Technopagans/Ravers/Neo Hippies Don't worry about this one. This scene is free, loving, nonconforming, spontaneous. You can dress any old way and fit right in... Unless you don't look cool. Maybe you should stick to basic cyberpunk. Dancing in leather is hot as a hack, but sweating is better than not looking cool. Non Cyber ravers favor floppy hats, five kinds of plaid and paisley, and multiple organ piercings. They sometimes take raver drugs. These drugs make you fonder of other people than you really want to be. (The morning-after Revulsion attacks can be nasty.) In this scene, pretending to be on raver, drugs are recommended and easy, too. Unfocus your eyes and smile lovingly. In black leather, you won't have to worry so much about getting hugged.
Students, teachers, whatever, dress down. Like you're always en route to a garage sale... maybe to donate what you're wearing. Casual Jeans, black leather jacket, laser pointer. No tweed, notice, and no Birkenstock. If you flash paperbacks by the Krokers, Paul Virilio, and Jean Baudrillard, it means you're serious. Paperbacks by Mark Leyner and Kathy Acker means you're way past serious.
Some of these people come from Texas or Oklahoma. In this crew, to yer cyber basics you add a cowboy hat, cowboy boots, and grow any hair you've got really long. Males should try to get hair somewhere on their faces.
Science Fiction Writers Full-steam straight-ahead hard edge, with a permanent sneer. Just to twist heads, some male writers go for the Tom Wolfe effete look—blue blazer and wing-tips. Still, they sneer.
- Web Crawlers and Other Bourgeois Types - You don't really care about this one, do you? You do?
Deep Geek: Supemerds, Hackers, Wizards, Phone Phreakers Things get difficult here. Deep geek ware is un-standard. Very heavy Wizards can look like accountants, or like street people. Facial hair and Goodwill Casual happen a lot. Chubby happens too since these guys don't do enough dancing in leather pants. To get along in this scene, you really need to be very smart, very funny, or very sexy. To work yourself up to smart at least, learn UNIX. Or carry the 2600 zine in your back pocket and read that. Practice being technical. But until you get good, wear your cyber basics and never leave home without your laser pointer. This will draw the admiration of people who don't know any better, which has its own rewards. Leading us inevitably to the final category...

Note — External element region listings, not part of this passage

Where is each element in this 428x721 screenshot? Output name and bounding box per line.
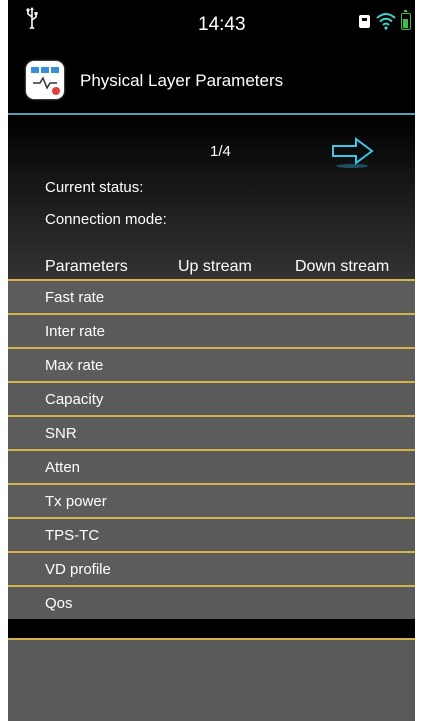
parameters-table: Fast rate Inter rate Max rate Capacity S… [8, 279, 415, 619]
table-row: SNR [8, 415, 415, 449]
usb-icon [26, 7, 38, 29]
table-row: Capacity [8, 381, 415, 415]
column-header-down-stream: Down stream [295, 258, 390, 275]
table-empty-area [8, 638, 415, 721]
row-label-qos: Qos [45, 595, 73, 612]
connection-mode-label: Connection mode: [45, 211, 167, 228]
column-header-parameters: Parameters [45, 258, 128, 275]
row-label-atten: Atten [45, 459, 81, 476]
status-bar: 14:43 [8, 0, 415, 48]
table-row: TPS-TC [8, 517, 415, 551]
row-label-max-rate: Max rate [45, 357, 104, 374]
table-row: Atten [8, 449, 415, 483]
table-row: Qos [8, 585, 415, 619]
wifi-icon [376, 13, 396, 30]
row-label-vd-profile: VD profile [45, 561, 111, 578]
table-row: VD profile [8, 551, 415, 585]
table-row: Inter rate [8, 313, 415, 347]
row-label-fast-rate: Fast rate [45, 289, 105, 306]
row-label-capacity: Capacity [45, 391, 104, 408]
table-row: Fast rate [8, 279, 415, 313]
row-label-inter-rate: Inter rate [45, 323, 106, 340]
battery-icon [401, 10, 411, 30]
phone-screen: 14:43 Physical Layer Parameters 1/4 Curr… [8, 0, 415, 721]
row-label-snr: SNR [45, 425, 77, 442]
page-title: Physical Layer Parameters [80, 71, 284, 90]
table-row: Max rate [8, 347, 415, 381]
current-status-label: Current status: [45, 179, 144, 196]
physical-layer-app-icon [26, 61, 64, 99]
sim-card-icon [359, 15, 370, 28]
table-row: Tx power [8, 483, 415, 517]
status-header: 1/4 Current status: Connection mode: Par… [8, 116, 415, 280]
column-header-up-stream: Up stream [178, 258, 252, 275]
clock: 14:43 [198, 14, 246, 35]
title-divider [8, 113, 415, 115]
right-arrow-icon[interactable] [330, 135, 376, 169]
row-label-tx-power: Tx power [45, 493, 107, 510]
page-indicator: 1/4 [210, 143, 231, 160]
title-bar: Physical Layer Parameters [8, 52, 415, 114]
row-label-tps-tc: TPS-TC [45, 527, 100, 544]
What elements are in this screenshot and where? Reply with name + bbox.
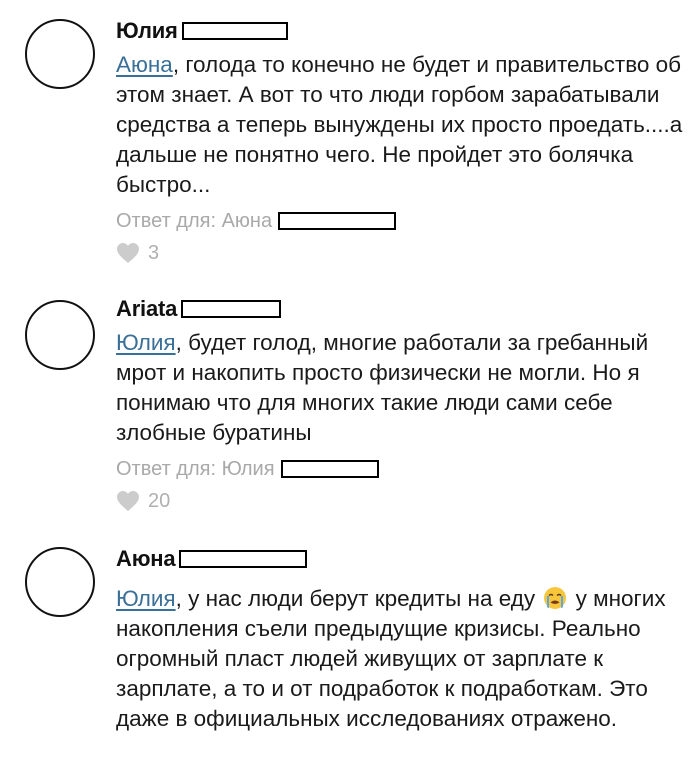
comment-text-body: , будет голод, многие работали за гребан… (116, 330, 649, 445)
comment-body: Юлия Аюна, голода то конечно не будет и … (116, 16, 694, 268)
redacted-box (181, 300, 282, 318)
comment-text: Юлия, у нас люди берут кредиты на еду у … (116, 584, 694, 734)
author-name[interactable]: Аюна (116, 546, 176, 572)
reply-to[interactable]: Ответ для: Юлия (116, 454, 694, 484)
like-count: 20 (148, 489, 171, 512)
reply-to-label: Ответ для: Аюна (116, 209, 273, 232)
like-counter[interactable]: 3 (116, 238, 694, 268)
author-name[interactable]: Юлия (116, 18, 178, 44)
reply-to-label: Ответ для: Юлия (116, 457, 275, 480)
reply-to[interactable]: Ответ для: Аюна (116, 206, 694, 236)
comment-header: Ariata (116, 294, 694, 324)
comment-header: Юлия (116, 16, 694, 46)
redacted-box (280, 460, 379, 478)
avatar[interactable] (25, 547, 95, 617)
mention-link[interactable]: Юлия (116, 586, 176, 611)
comment-text-before-emoji: , у нас люди берут кредиты на еду (175, 586, 536, 611)
crying-face-icon (544, 587, 567, 609)
comment-text: Аюна, голода то конечно не будет и прави… (116, 50, 694, 200)
comment-header: Аюна (116, 544, 694, 574)
avatar[interactable] (25, 19, 95, 89)
like-count: 3 (148, 241, 160, 264)
heart-icon[interactable] (116, 242, 140, 264)
comment-text: Юлия, будет голод, многие работали за гр… (116, 328, 694, 448)
redacted-box (181, 22, 288, 40)
comment-text-body: , голода то конечно не будет и правитель… (116, 52, 683, 197)
mention-link[interactable]: Аюна (116, 52, 173, 77)
comment-body: Ariata Юлия, будет голод, многие работал… (116, 294, 694, 516)
heart-icon[interactable] (116, 490, 140, 512)
comment-body: Аюна Юлия, у нас люди берут кредиты на е… (116, 544, 694, 734)
like-counter[interactable]: 20 (116, 486, 694, 516)
redacted-box (179, 550, 308, 568)
author-name[interactable]: Ariata (116, 296, 177, 322)
redacted-box (278, 212, 397, 230)
mention-link[interactable]: Юлия (116, 330, 176, 355)
avatar[interactable] (25, 300, 95, 370)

Phonies, Poseurs & Pretenders Don't think about the scheme! Forget about reading books, buy no computers or widgets. Don't do or buy anything. Save all your money for clothes and art materials. Make your girl/boyfriend help you assemble your hi-tech models — you're gonna need mockups of a laptop computer, a personal communicator, a beeper, maybe even a fake stun-gun. Realism is the key. Then wear them all with attitude. You're better than real. Strut. Sneer. Remember the 3 disses: distrust, disrespect, destroy. Wait, that's not right, is it?
We know there are going to be mutterings about this category. Grumblings that being a poseur is not as easy as we think. A poseur has a lot of overhead—in worry, just for starts— what if you're exposed as clueless? And having to stay locked to the Strange Website (DAILY STRANGE) to catch what you should be imitating?